Most Picornaviruses use the cytoplasmic surface of ER/Golgi membranes for genome replication. The viral nonstructural proteins 2B, 2C, and 3A are reported to associate with the ER and Golgi membranes and are believed to be important in remodeling through the recruitment of host proteins, such as Golgi proteins ACBD3 (GCP60) and PI3KIIIβ. In addition, RV is known to infect human epithelial cells via ceramide-enriched membrane platforms (13), suggesting that acid sphingomyelinase and ceramide may act as key molecules affecting the infection of human cells by RV. Human ORMDL3 encodes a transmembrane protein that is anchored in the ER. The ER is a site for protein folding, synthesis of lipids and the storage of free calcium. ER stress can reduce the capacity of the ER for protein folding and thereby influence cellular responses to inflammation. It interacts with the serine SPT enzyme complex in sphingolipid synthesis (14). ORMDL3 facilitates the unfolded protein response to cellular stress by influencing SERCA (sarcoplasmic/endoplasmic reticulum calcium ATPase) and ER-mediated Ca2+ flux (15). ORMDL3 also regulates ER stress, ceramide, and sphingosine 1-sulfate levels that regulate cytokine release as well as replication.

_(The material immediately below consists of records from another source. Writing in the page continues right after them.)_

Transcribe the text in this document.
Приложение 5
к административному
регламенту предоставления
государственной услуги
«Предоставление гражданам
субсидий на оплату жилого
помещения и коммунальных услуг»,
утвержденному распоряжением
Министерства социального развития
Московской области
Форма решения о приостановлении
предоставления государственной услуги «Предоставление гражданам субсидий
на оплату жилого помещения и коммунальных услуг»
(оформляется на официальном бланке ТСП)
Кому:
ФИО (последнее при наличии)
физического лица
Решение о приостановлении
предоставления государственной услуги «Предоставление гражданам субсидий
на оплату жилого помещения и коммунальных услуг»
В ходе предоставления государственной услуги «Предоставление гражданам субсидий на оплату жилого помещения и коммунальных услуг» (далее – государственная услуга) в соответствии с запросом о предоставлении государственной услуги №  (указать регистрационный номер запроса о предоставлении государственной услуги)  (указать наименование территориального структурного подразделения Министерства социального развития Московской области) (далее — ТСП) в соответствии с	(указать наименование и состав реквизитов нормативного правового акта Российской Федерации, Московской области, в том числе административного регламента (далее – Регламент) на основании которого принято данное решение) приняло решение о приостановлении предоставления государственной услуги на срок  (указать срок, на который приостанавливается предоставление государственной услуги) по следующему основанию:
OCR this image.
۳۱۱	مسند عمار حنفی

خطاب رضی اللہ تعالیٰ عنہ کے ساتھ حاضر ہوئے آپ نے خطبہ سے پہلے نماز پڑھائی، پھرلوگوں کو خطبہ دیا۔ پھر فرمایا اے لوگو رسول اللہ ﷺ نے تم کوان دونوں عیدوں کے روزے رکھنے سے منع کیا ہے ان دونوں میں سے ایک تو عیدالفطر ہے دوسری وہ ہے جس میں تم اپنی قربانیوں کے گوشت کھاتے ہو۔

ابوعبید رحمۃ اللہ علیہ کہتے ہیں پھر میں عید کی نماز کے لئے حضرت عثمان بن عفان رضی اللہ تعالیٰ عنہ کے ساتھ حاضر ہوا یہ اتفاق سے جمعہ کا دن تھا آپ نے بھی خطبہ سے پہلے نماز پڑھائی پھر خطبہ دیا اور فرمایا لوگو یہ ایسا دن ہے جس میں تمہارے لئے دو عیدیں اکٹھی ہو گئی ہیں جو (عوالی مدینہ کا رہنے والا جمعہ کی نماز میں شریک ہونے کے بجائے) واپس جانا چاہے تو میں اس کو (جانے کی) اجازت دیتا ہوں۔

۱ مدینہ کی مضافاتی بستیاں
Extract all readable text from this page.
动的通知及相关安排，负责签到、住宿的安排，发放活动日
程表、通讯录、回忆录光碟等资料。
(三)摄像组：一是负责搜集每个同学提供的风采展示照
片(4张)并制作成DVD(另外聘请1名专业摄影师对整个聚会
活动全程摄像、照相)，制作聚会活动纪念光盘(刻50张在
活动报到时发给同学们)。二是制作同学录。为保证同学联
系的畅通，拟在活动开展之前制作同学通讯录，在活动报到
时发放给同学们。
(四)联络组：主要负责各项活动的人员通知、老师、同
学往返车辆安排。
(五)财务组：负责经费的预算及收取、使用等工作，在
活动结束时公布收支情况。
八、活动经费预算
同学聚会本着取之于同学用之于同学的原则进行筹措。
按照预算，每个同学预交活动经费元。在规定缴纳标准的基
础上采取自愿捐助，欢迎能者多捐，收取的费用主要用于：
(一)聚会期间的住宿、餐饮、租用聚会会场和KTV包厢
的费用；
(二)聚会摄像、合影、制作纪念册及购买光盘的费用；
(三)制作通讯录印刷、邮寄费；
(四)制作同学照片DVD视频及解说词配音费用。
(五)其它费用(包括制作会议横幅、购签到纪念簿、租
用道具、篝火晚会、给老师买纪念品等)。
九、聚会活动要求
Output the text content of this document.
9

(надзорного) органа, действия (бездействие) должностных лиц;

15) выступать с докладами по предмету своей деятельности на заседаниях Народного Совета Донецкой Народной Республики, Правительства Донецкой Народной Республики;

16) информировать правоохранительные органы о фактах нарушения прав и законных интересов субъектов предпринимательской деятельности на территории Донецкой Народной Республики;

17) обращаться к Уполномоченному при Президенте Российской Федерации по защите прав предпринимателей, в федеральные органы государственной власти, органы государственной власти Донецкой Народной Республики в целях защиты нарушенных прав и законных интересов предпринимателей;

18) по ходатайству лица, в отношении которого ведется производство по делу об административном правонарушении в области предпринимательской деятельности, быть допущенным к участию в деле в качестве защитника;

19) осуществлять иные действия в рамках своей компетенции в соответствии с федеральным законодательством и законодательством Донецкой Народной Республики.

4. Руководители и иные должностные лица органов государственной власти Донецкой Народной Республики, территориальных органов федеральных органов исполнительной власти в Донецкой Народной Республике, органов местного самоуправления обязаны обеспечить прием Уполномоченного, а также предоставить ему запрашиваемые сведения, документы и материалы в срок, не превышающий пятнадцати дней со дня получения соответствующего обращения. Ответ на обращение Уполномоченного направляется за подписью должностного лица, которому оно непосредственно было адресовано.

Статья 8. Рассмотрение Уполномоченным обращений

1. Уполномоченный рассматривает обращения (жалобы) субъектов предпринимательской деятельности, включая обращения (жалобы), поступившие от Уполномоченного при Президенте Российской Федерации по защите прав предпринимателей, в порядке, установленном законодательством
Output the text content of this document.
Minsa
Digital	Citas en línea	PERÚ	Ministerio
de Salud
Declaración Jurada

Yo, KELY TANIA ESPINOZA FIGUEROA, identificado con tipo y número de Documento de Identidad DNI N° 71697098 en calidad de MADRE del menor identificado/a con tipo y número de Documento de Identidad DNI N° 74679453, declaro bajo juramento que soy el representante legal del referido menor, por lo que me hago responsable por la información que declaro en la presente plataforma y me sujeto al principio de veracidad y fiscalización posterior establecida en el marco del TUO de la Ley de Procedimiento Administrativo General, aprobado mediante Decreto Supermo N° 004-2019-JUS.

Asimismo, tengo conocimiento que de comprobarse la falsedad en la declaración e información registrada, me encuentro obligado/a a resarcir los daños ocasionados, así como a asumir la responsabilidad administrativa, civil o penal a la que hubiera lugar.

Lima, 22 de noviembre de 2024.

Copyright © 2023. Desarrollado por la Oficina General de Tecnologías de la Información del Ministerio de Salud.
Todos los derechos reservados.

Thus, ORMDL3 can influence RV infection and associated inflammation in multiple ways: 1) it increases major RV receptor ICAM-1 expression in epithelial cells (and also ceramide-enriched membrane formation), thereby enhancing entry of RV; 2) it arguments RV replication through ER/Golgi membrane remodeling via unknown mechanisms; and 3) it regulates cell ER stress along with ceramide and sphingosine 1-sulfate levels in cells, causing expression and release of proinflammatory cytokines. Along with the epithelial cell damage caused by RV replication, RV infection-dependent activation of transcription of inflammatory genes contributes to the respiratory symptoms (Figure 1). The remaining questions need to be addressed in future research: 1) What is the mechanism that ORMDL3 regulates RV attachment, replication, budding, and cytokine response? and 2) What therapeutic targets can be identified that could be used for the clinical management of RV infection?

Figure 1.

Orosomucoid-like 3 (ORMDL3) and human rhinovirus infection. Rhinovirus (RV) uses ICAM-1 (intercellular adhesion molecule-1) receptor for cellular entry. RV then replicates by modifying the endoplasmic reticulum (ER)/Golgi complex. ORMDL3 can enhance RV entry by upregulating ICAM-1 expression in cells. Viral replication also initiates cell inflammatory response, leading to the generation of cytokines, resulting in further ICAM-1 expression for more viral attachments. ORMDL3 also regulates ER stress, ceramide, and sphingosine 1-sulfate (S1P) levels that regulate cytokine release as well as viral replication.